Is Heisenburg's Uncertainty Principle really universal?

Perhaps it's just personal, but I find this Principle to be a fraud. Surely, though, I'm not right and everyone else is wrong. It states that by locating a particle you make its momentum uncertain and vice versa. But a Principle of physics should accurately describe matter and the universe, not our ineptitude as observers. For example, if we were omnipotent gods, and could 'see' these particles, Heisenburg's Principle surely would not make sense. If really small aliens possessing intelligence and observational powers were the same size of these particles, surely THEY could determine the position AND momentum for any given unit of time.

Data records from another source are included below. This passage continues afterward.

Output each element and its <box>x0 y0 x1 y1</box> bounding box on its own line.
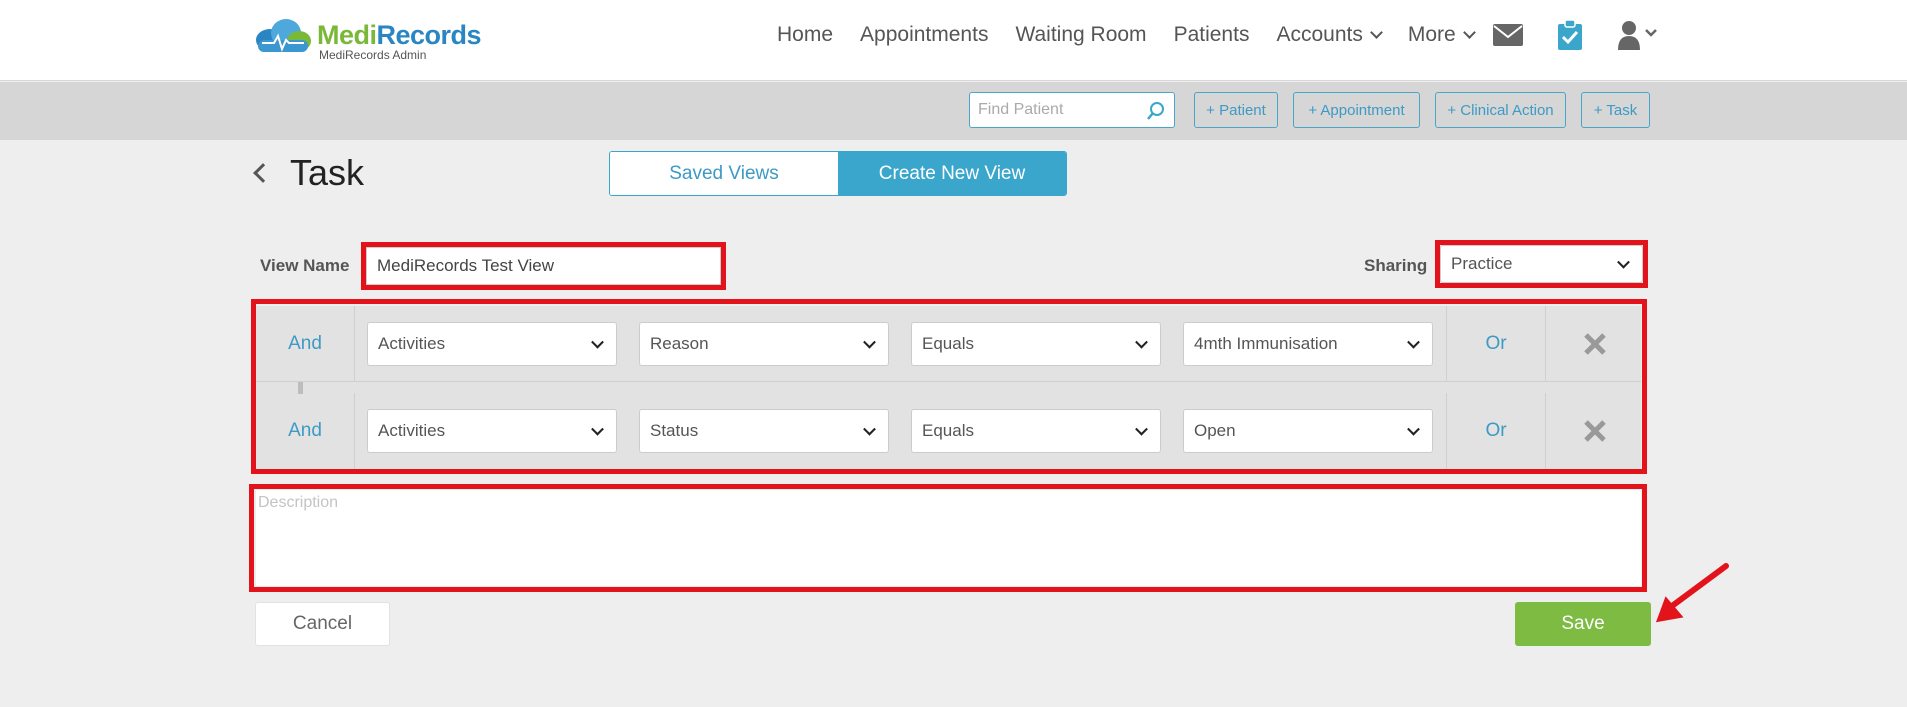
chevron-down-icon <box>591 422 604 436</box>
tab-saved-views[interactable]: Saved Views <box>610 152 838 195</box>
find-patient-box <box>969 92 1175 128</box>
filter-value-select[interactable]: Open <box>1183 409 1433 453</box>
filter-attribute-value: Reason <box>650 334 709 353</box>
filter-field-value: Activities <box>378 421 446 440</box>
sharing-label: Sharing <box>1364 256 1428 275</box>
remove-filter-button[interactable] <box>1548 306 1641 382</box>
chevron-down-icon <box>863 422 876 436</box>
and-button[interactable]: And <box>256 306 355 382</box>
or-button[interactable]: Or <box>1446 306 1546 382</box>
save-button[interactable]: Save <box>1515 602 1651 646</box>
chevron-down-icon <box>863 335 876 349</box>
cancel-button[interactable]: Cancel <box>255 602 390 646</box>
filter-attribute-select[interactable]: Reason <box>639 322 889 366</box>
sharing-select-value: Practice <box>1451 254 1513 273</box>
brand-subtitle: MediRecords Admin <box>319 48 427 62</box>
chevron-down-icon <box>1462 26 1476 39</box>
add-patient-button[interactable]: + Patient <box>1194 92 1278 128</box>
view-name-input[interactable] <box>366 247 721 285</box>
nav-appointments[interactable]: Appointments <box>860 23 988 47</box>
filter-field-select[interactable]: Activities <box>367 409 617 453</box>
close-icon <box>1583 333 1606 355</box>
add-clinical-action-button[interactable]: + Clinical Action <box>1435 92 1566 128</box>
search-icon[interactable] <box>1146 101 1166 121</box>
chevron-down-icon <box>1369 26 1383 39</box>
nav-waiting-room[interactable]: Waiting Room <box>1015 23 1146 47</box>
filter-value-text: 4mth Immunisation <box>1194 334 1338 353</box>
nav-patients[interactable]: Patients <box>1174 23 1250 47</box>
filter-field-value: Activities <box>378 334 446 353</box>
nav-home[interactable]: Home <box>777 23 833 47</box>
close-icon <box>1583 420 1606 442</box>
red-arrow-annotation <box>1655 563 1729 623</box>
chevron-down-icon <box>1407 422 1420 436</box>
filter-row: And Activities Reason Equals 4mth Immuni… <box>256 306 1641 382</box>
chevron-down-icon <box>591 335 604 349</box>
main-nav: Home Appointments Waiting Room Patients … <box>777 20 1660 50</box>
filter-operator-value: Equals <box>922 421 974 440</box>
back-chevron-icon[interactable] <box>253 163 273 183</box>
mail-icon[interactable] <box>1492 20 1524 50</box>
chevron-down-icon <box>1135 335 1148 349</box>
filter-row: And Activities Status Equals Open Or <box>256 393 1641 469</box>
and-button[interactable]: And <box>256 393 355 469</box>
filter-conditions: And Activities Reason Equals 4mth Immuni… <box>256 306 1641 469</box>
filter-value-text: Open <box>1194 421 1236 440</box>
page-title: Task <box>290 152 365 193</box>
brand-name: MediRecords <box>317 20 482 50</box>
filter-operator-select[interactable]: Equals <box>911 322 1161 366</box>
add-task-button[interactable]: + Task <box>1581 92 1650 128</box>
cloud-heartbeat-icon <box>256 19 311 52</box>
medirecords-logo[interactable]: MediRecords MediRecords Admin <box>254 14 494 64</box>
filter-operator-value: Equals <box>922 334 974 353</box>
add-appointment-button[interactable]: + Appointment <box>1293 92 1420 128</box>
description-textarea[interactable] <box>256 490 1641 586</box>
clipboard-check-icon[interactable] <box>1554 20 1586 50</box>
chevron-down-icon <box>1135 422 1148 436</box>
view-name-label: View Name <box>260 256 350 275</box>
filter-attribute-select[interactable]: Status <box>639 409 889 453</box>
filter-field-select[interactable]: Activities <box>367 322 617 366</box>
action-toolbar: + Patient + Appointment + Clinical Actio… <box>0 82 1907 140</box>
user-icon[interactable] <box>1616 20 1660 50</box>
view-tabs: Saved Views Create New View <box>609 151 1067 196</box>
sharing-select[interactable]: Practice <box>1440 245 1643 283</box>
filter-attribute-value: Status <box>650 421 699 440</box>
filter-operator-select[interactable]: Equals <box>911 409 1161 453</box>
top-header: MediRecords MediRecords Admin Home Appoi… <box>0 0 1907 81</box>
chevron-down-icon <box>1617 255 1630 269</box>
nav-more[interactable]: More <box>1408 23 1476 47</box>
chevron-down-icon <box>1407 335 1420 349</box>
or-button[interactable]: Or <box>1446 393 1546 469</box>
remove-filter-button[interactable] <box>1548 393 1641 469</box>
find-patient-input[interactable] <box>978 98 1138 122</box>
nav-accounts[interactable]: Accounts <box>1276 23 1383 47</box>
filter-value-select[interactable]: 4mth Immunisation <box>1183 322 1433 366</box>
tab-create-new-view[interactable]: Create New View <box>838 152 1066 195</box>
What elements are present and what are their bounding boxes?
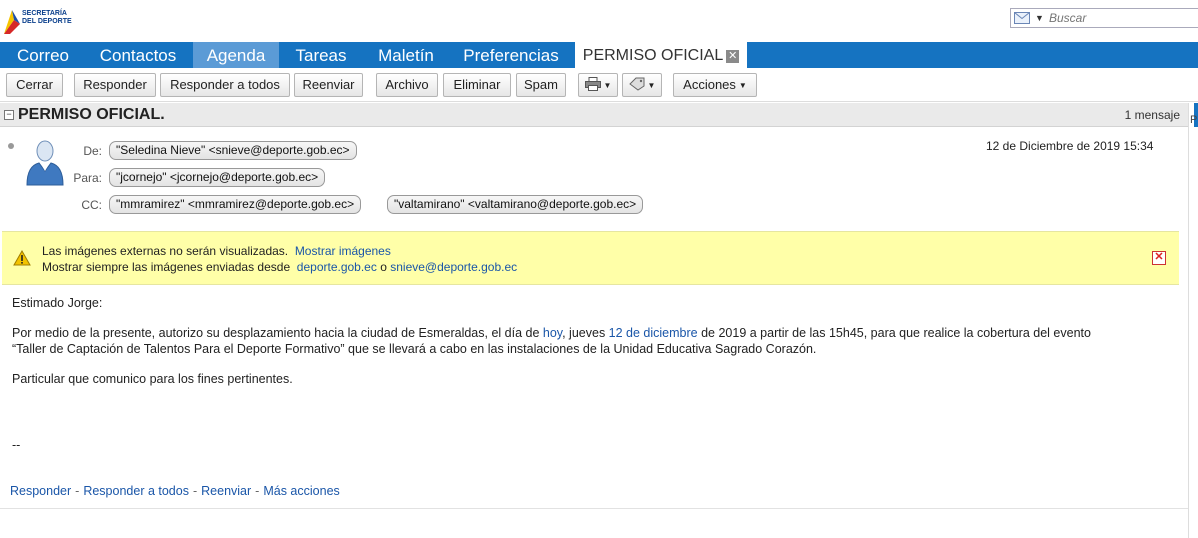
sender-avatar [26, 140, 64, 186]
forward-button[interactable]: Reenviar [294, 73, 363, 97]
tab-maletin[interactable]: Maletín [363, 42, 449, 68]
separator: - [75, 484, 80, 498]
mail-icon[interactable] [1014, 12, 1030, 24]
conversation-header: − PERMISO OFICIAL. 1 mensaje [0, 103, 1188, 127]
body-greeting: Estimado Jorge: [12, 296, 103, 310]
body-paragraph-1-line-2: “Taller de Captación de Talentos Para el… [12, 342, 817, 356]
close-warning-icon[interactable]: ✕ [1152, 251, 1166, 265]
separator: - [192, 484, 198, 498]
tab-preferencias[interactable]: Preferencias [452, 42, 570, 68]
body-text-segment: Por medio de la presente, autorizo su de… [12, 326, 543, 340]
print-chevron-down-icon: ▼ [603, 81, 612, 90]
message-subject: PERMISO OFICIAL. [18, 106, 165, 123]
logo-line-2: DEL DEPORTE [22, 18, 72, 25]
logo-text: SECRETARÍA DEL DEPORTE [22, 10, 72, 26]
reply-button[interactable]: Responder [74, 73, 156, 97]
close-tab-icon[interactable]: ✕ [726, 50, 740, 63]
date-link-12-diciembre[interactable]: 12 de diciembre [609, 326, 698, 340]
cc-address-chip[interactable]: "mmramirez" <mmramirez@deporte.gob.ec> [109, 195, 362, 214]
tab-agenda[interactable]: Agenda [193, 42, 279, 68]
printer-icon [584, 77, 601, 91]
warning-line-1: Las imágenes externas no serán visualiza… [42, 244, 391, 258]
archive-button[interactable]: Archivo [376, 73, 438, 97]
footer-reply-link[interactable]: Responder [10, 484, 71, 498]
body-text-segment: de 2019 a partir de las 15h45, para que … [697, 326, 1091, 340]
print-button[interactable]: ▼ [578, 73, 618, 97]
tag-icon [628, 77, 645, 91]
divider [0, 508, 1188, 509]
tab-correo[interactable]: Correo [0, 42, 86, 68]
footer-reply-all-link[interactable]: Responder a todos [83, 484, 189, 498]
from-label: De: [83, 144, 102, 158]
actions-button[interactable]: Acciones ▼ [673, 73, 757, 97]
from-address-chip[interactable]: "Seledina Nieve" <snieve@deporte.gob.ec> [109, 141, 357, 160]
separator: - [255, 484, 260, 498]
main-nav: Correo Contactos Agenda Tareas Maletín P… [0, 42, 1198, 68]
search-box[interactable]: ▼ [1010, 8, 1198, 28]
message-count: 1 mensaje [1124, 108, 1180, 122]
search-input[interactable] [1049, 10, 1197, 26]
footer-forward-link[interactable]: Reenviar [201, 484, 251, 498]
to-address-chip[interactable]: "jcornejo" <jcornejo@deporte.gob.ec> [109, 168, 326, 187]
show-images-link[interactable]: Mostrar imágenes [295, 244, 391, 258]
side-pane-label: P [1190, 114, 1198, 126]
warning-text: Las imágenes externas no serán visualiza… [42, 244, 289, 258]
or-text: o [380, 260, 387, 274]
top-bar: SECRETARÍA DEL DEPORTE ▼ [0, 0, 1198, 42]
external-images-warning: Las imágenes externas no serán visualiza… [2, 231, 1179, 285]
cc-label: CC: [81, 198, 102, 212]
reply-all-button[interactable]: Responder a todos [160, 73, 290, 97]
always-show-text: Mostrar siempre las imágenes enviadas de… [42, 260, 291, 274]
body-text-segment: , jueves [562, 326, 609, 340]
secretaria-del-deporte-logo[interactable]: SECRETARÍA DEL DEPORTE [0, 2, 90, 38]
actions-chevron-down-icon: ▼ [738, 81, 747, 90]
collapse-icon[interactable]: − [4, 110, 14, 120]
body-paragraph-1: Por medio de la presente, autorizo su de… [12, 326, 1091, 340]
logo-line-1: SECRETARÍA [22, 10, 67, 17]
message-toolbar: Cerrar Responder Responder a todos Reenv… [0, 68, 1198, 102]
always-show-sender-link[interactable]: snieve@deporte.gob.ec [390, 260, 517, 274]
footer-more-actions-link[interactable]: Más acciones [263, 484, 339, 498]
tag-chevron-down-icon: ▼ [647, 81, 656, 90]
actions-button-label: Acciones [683, 77, 736, 92]
delete-button[interactable]: Eliminar [443, 73, 511, 97]
message-date: 12 de Diciembre de 2019 15:34 [986, 139, 1154, 153]
cc-address-chip[interactable]: "valtamirano" <valtamirano@deporte.gob.e… [387, 195, 644, 214]
signature-separator: -- [12, 438, 21, 452]
date-link-hoy[interactable]: hoy [543, 326, 562, 340]
close-button[interactable]: Cerrar [6, 73, 63, 97]
flag-logo-icon [4, 10, 20, 34]
always-show-domain-link[interactable]: deporte.gob.ec [297, 260, 377, 274]
tab-tareas[interactable]: Tareas [282, 42, 360, 68]
tab-permiso-oficial[interactable]: PERMISO OFICIAL ✕ [575, 42, 747, 68]
warning-line-2: Mostrar siempre las imágenes enviadas de… [42, 260, 517, 274]
to-label: Para: [73, 171, 102, 185]
tab-permiso-oficial-label: PERMISO OFICIAL [582, 47, 724, 64]
tab-contactos[interactable]: Contactos [86, 42, 190, 68]
search-scope-chevron-icon[interactable]: ▼ [1035, 13, 1044, 23]
tag-button[interactable]: ▼ [622, 73, 662, 97]
message-footer-actions: Responder - Responder a todos - Reenviar - Más… [10, 484, 340, 498]
spam-button[interactable]: Spam [516, 73, 566, 97]
read-status-dot [8, 143, 14, 149]
body-paragraph-2: Particular que comunico para los fines p… [12, 372, 293, 386]
right-side-pane [1188, 103, 1198, 538]
warning-icon [13, 250, 31, 266]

I find it like cave men trying to understand tigers, only the tiger eats them when they come near him. They only way they can study him is to throw spears at him until he's dead. Would these perhaps thoughtful cavemen have a Tiger's Uncertainty Principle, and state "Well a living Tiger is just UNKNOWABLE" because they lack the proper tools to analyze the Tiger?

I feel that Heisenburg's Uncertainty should not be presented as a Principle, a 'rule,' or really any part of Physics other than a statement along the lines of "We suck as observers and can only 'detect' these particles by shooting high energy particles AT it, thereby ruining our original setup."

Why is this not presented in this way, or has noone made these objections? Am I missing something?